第二天在人才市場依舊毫無進展,他沒有實踐經驗,也沒有熟人推薦,更沒有什麽可以令人刮目相看的證書來證明自己的能力。

白真一直覺得,證書這玩意兒,有跟沒有沒什麽不一樣,就像是你一直都知道自己有這個本事,就沒有證明的必要。

可是這個思想在招聘會上行不通,他碰了好幾個軟釘子,中午吃了些東西,想著今晚上要不要給雷博文打個電話,白真慢慢走到了自己住的招待所附近。

這邊的幾條街治安不怎麽樣,來來往往的大部分都是外來務工人員,偶爾也會有人在陰暗的角落做一些見不得人的交易,不過那都是天黑之後才會有的了。

現在在附近遊走的,大部分是一些扒手,或者是一些無事可做的人。

白真在距離自己幾米之遙的人行道上看見了那個女人。

依舊是昨晚上的那身衣服,頭發亂糟糟的,還有些髒,臉上也有一些淚水混合著血跡留下的痕跡。

她站在馬路邊上,似乎是在找什麽。

白真有些不解的看著她,想著難不成是被丈夫打怕了,想出來找下一個棲身之所?

眼前是一個丁字路口,看見紅燈他就停下了腳步,站在了原地。

那女人就站在對麵的紅綠燈下麵,不斷地打量著四周,白真注意到不遠處一群女高中生正嘻嘻哈哈的朝著這邊走來。

女孩們的笑聲似乎是吸引了她的注意力,女人轉過頭,用一種非常奇怪的眼神開始不斷地打量著那些女孩。

片刻後,她露出了失望的表情。

就在女人轉過身的時候,白真看清了她手裏還拿著一個什麽東西,好像是編織物,可惜距離太遠他看不清楚。

綠燈了,他抬起腳,快步朝著對麵走了過去。

女人卻沒有動,她看上去是有些累了,坐在了一邊的花壇上,垂頭喪氣的看著自己麵前的馬路。

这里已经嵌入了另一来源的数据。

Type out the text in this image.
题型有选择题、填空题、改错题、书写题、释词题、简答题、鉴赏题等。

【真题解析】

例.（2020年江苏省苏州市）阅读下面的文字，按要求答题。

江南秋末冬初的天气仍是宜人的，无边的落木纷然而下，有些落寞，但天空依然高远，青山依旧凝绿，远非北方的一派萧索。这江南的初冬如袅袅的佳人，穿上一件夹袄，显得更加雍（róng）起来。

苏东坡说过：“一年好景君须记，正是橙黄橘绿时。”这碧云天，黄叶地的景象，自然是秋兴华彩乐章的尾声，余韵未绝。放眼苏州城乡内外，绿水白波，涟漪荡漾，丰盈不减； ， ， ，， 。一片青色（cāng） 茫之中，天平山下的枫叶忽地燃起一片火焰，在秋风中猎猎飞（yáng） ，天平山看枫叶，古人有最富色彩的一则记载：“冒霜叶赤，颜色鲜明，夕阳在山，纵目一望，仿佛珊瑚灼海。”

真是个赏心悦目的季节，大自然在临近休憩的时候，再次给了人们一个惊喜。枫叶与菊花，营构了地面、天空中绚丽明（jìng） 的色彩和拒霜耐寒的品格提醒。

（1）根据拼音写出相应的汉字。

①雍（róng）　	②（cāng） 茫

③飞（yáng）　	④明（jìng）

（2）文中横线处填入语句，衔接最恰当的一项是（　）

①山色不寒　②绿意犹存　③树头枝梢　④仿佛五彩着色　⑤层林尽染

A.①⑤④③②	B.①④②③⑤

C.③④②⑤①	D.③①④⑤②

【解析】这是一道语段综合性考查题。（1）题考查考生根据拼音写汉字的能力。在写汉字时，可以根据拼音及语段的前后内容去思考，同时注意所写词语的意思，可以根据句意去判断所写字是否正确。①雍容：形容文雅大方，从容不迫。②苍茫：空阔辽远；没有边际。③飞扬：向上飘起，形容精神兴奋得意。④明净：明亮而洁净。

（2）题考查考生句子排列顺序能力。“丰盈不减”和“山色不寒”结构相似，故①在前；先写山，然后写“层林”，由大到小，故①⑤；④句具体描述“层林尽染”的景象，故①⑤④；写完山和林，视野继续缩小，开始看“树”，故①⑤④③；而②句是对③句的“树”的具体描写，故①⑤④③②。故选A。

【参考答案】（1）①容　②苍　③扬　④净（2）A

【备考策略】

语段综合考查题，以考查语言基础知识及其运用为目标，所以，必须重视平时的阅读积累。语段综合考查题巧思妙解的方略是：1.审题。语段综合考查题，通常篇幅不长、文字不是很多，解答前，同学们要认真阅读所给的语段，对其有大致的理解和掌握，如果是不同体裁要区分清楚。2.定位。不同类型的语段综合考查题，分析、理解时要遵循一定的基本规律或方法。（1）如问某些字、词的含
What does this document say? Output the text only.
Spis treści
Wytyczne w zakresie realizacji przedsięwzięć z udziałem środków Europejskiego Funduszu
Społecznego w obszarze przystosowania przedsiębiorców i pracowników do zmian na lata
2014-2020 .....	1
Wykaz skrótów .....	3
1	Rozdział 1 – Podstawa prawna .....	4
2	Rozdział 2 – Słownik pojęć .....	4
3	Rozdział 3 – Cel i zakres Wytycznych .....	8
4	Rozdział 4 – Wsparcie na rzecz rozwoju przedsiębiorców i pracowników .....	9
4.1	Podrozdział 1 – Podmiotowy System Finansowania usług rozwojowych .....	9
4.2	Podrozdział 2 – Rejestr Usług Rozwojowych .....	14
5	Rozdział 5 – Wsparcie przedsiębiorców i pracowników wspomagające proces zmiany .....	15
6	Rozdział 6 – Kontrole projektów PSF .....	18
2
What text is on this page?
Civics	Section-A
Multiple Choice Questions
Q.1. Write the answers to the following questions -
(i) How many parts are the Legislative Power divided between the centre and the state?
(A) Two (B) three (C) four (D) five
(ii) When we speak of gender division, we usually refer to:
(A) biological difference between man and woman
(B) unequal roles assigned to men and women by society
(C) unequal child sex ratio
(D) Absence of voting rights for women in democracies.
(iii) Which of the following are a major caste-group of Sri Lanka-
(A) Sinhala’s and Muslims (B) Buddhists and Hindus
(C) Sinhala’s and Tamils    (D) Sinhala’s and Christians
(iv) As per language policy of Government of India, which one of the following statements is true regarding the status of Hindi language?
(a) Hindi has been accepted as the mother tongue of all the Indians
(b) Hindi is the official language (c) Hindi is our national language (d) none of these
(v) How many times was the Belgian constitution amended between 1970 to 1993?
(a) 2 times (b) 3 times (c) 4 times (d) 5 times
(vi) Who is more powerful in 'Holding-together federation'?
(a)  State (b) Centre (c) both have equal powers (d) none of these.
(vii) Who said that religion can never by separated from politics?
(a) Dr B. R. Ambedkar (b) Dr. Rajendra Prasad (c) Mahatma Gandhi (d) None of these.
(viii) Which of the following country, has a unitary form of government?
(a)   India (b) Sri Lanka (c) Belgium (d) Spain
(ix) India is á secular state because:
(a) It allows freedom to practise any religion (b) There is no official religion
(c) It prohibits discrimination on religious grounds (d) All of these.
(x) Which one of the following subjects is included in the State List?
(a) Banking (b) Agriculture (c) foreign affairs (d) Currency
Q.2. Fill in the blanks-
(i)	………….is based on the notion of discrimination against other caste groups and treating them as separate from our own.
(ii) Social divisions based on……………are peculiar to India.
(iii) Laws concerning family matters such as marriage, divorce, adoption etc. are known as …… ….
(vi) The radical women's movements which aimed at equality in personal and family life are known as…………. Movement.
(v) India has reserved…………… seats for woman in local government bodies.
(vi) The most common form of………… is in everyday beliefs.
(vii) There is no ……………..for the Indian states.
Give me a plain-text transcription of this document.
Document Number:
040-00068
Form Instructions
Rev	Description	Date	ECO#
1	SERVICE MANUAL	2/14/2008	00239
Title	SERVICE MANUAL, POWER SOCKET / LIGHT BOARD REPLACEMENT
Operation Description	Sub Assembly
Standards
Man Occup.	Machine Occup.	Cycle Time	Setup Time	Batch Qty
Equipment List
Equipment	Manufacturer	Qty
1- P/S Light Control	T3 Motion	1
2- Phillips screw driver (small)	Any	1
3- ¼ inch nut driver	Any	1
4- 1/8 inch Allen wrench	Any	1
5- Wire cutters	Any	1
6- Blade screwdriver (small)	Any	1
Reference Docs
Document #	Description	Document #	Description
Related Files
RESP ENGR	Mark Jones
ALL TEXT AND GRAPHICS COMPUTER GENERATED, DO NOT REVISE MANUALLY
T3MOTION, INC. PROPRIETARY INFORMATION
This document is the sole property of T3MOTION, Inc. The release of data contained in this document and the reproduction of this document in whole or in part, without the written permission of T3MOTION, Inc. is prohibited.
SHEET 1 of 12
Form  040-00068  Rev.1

白真往招待所的方向走了幾步後,想了想,還是退回到了那個路口附近,觀察起了那個女人。

他不想多管閑事,但是不知道為什麽,那個女人的舉止行為就是讓他很在意。

綠燈轉成了紅燈,此時從另一個方向又走來了幾個女學生,嘰嘰喳喳的說個不停,女人坐直了身體,看著她們。

然後又一次露出了那種表情。

白真這次是明白了,女人是在找人,但是是在找誰?

他在那邊看了半個小時,女人就在那找了半個小時,每次看見女學生經過,都會盯著她們看,那強烈的視線引來幾個女生厭惡的表情,她們壓低了聲音,加快了自己的腳步。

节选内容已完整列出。